The North Atlantic right whale belongs to the right whale species. This species has a tendency to keep close to the coast. The whalers find them an easy target. Because when they are killed, the whales float as a result of the high blubber content.

Long time ago the right whale population was diminished by the hunters. Today the majority of the Individuals get into the gears of different vessels or struck by them.

The Coast Guard have been trying to save the whales for many years. “The Coast Guard is doing its part to help,” said Bolling. “However, we can do more. Humans are the reason for the loss of the whales and humans can fix it.”

Bolling and Fruhwirth have spent many years on making research and finding information about right whales which they got from the National Oceanic and Atmospheric Administration and Woods Hole Oceanographic Institution. The seafarers are provided with the maps of the whales’ location due to acoustic buoys by means of which they listen for right whale calls.

“The right whales swim along the surface and are known as ‘curious’ animals, sometimes swimming right up to a ship,” said Bolling.
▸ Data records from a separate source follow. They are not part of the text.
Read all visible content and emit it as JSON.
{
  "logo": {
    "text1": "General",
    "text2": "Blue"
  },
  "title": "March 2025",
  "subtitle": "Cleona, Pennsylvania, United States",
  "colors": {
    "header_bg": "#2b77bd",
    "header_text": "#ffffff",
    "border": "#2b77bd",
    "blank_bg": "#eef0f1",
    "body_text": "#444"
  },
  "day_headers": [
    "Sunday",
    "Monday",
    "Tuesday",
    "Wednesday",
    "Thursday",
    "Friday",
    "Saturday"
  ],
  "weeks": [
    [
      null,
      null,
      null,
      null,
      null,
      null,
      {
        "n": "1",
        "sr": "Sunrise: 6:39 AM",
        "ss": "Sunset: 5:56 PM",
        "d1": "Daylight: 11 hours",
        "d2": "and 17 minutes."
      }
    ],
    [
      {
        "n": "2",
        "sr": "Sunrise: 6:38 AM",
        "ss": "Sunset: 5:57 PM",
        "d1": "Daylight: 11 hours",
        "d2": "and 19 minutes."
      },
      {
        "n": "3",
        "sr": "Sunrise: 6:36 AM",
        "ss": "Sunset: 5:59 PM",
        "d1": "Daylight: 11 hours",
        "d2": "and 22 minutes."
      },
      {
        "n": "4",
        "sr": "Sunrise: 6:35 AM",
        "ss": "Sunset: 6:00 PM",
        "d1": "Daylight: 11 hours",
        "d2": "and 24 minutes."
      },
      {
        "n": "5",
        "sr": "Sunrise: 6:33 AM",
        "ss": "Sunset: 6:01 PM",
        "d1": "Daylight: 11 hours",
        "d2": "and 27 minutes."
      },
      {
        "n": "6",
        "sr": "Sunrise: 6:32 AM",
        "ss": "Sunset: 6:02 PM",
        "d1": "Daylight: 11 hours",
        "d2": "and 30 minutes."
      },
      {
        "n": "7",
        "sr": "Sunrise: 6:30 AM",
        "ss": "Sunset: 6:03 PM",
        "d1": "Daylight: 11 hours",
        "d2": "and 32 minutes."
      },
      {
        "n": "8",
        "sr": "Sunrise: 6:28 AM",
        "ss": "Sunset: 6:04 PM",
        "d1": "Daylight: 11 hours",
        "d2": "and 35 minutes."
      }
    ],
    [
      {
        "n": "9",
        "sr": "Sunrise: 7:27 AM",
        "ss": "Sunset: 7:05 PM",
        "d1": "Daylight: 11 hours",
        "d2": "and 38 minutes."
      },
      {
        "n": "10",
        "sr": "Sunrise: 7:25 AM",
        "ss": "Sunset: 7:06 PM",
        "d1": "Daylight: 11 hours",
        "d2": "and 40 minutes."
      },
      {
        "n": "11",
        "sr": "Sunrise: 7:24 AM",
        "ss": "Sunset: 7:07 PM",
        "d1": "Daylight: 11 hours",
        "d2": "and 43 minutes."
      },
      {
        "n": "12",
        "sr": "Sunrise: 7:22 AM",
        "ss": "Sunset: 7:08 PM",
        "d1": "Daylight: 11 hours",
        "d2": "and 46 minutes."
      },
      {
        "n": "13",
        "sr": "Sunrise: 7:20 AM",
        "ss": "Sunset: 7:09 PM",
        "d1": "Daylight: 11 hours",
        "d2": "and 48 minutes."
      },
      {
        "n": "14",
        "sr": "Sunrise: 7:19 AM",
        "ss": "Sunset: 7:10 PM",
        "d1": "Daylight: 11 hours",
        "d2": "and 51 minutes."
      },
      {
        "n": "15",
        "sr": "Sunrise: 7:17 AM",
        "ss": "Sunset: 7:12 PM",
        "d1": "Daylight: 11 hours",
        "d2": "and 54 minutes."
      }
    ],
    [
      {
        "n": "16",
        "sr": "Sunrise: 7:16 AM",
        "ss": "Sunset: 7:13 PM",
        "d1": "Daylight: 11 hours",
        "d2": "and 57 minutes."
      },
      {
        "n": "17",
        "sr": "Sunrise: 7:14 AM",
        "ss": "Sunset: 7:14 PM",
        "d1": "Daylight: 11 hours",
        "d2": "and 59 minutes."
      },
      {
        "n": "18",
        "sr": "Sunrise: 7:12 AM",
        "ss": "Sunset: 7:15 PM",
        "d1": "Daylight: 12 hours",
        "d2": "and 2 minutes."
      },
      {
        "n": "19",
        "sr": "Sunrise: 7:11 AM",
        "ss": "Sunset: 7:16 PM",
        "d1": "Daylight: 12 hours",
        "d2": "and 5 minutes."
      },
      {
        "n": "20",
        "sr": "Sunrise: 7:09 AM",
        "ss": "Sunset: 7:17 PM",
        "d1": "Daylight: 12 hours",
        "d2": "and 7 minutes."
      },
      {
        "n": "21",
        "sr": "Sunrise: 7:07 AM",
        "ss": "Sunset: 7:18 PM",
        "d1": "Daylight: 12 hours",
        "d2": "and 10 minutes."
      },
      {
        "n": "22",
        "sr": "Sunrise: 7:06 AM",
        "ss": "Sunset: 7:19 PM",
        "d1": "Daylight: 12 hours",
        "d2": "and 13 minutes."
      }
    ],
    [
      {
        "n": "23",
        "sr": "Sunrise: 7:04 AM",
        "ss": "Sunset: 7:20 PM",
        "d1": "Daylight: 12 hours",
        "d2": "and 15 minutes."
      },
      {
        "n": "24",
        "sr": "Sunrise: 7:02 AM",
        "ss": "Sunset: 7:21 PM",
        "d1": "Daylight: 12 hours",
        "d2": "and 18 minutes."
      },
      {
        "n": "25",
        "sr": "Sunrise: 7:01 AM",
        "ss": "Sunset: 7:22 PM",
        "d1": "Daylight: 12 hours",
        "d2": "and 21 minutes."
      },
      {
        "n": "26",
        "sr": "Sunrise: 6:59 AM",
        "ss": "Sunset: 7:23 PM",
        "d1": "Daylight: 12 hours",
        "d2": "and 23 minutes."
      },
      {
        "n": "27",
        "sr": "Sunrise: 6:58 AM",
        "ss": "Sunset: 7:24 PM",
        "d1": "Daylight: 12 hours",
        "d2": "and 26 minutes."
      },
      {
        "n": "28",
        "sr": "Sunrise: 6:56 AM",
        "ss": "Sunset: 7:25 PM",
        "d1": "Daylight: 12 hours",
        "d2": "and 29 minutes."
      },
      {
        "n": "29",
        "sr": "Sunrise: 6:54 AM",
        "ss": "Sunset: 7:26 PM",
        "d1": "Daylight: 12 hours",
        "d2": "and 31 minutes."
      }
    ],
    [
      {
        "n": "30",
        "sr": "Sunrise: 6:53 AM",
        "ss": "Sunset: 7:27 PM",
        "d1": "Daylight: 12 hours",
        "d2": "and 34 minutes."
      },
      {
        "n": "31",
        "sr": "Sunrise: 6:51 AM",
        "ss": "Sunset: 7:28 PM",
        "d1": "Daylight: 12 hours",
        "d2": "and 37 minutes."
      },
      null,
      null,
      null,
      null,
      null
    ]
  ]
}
In the whale-populated regions, the captains are asked to slow down the speed of the vessel to 10 knots. In the North Atlantic the accident including whales are widely spread.

In order to prevent extinction of the whales Bolling and Fruhwirth involve other agencies to find a solution. For this purpose, they attended the 22nd Biennial Conference on the Biology of Marine Mammals in October 2017. It was visited by more than 1,500 students, policy makers, scientists, managers from 65 countries to discuss strategies of species saving problems.

“This was a big deal,” said Lt. Chris Verlinden, a marine science instructor at the Coast Guard Academy who mentors Bolling and Fruhwith. “Occasionally cadets will go to events, but not on a level this prestigious.”

Bolling and Fruhwirth want to design a smart phone application that will help to avoid collisions between whales and ships using Livestream whale acoustic detection system and getting data from Digital Acoustic Monitoring buoys and gliders. The young researches want to introduce the application for military vessels planning operations using a Coast Guard geographical planning program. Their hope that this application can also decrease right whale accidents due to ship strikes in the regions where the whales live.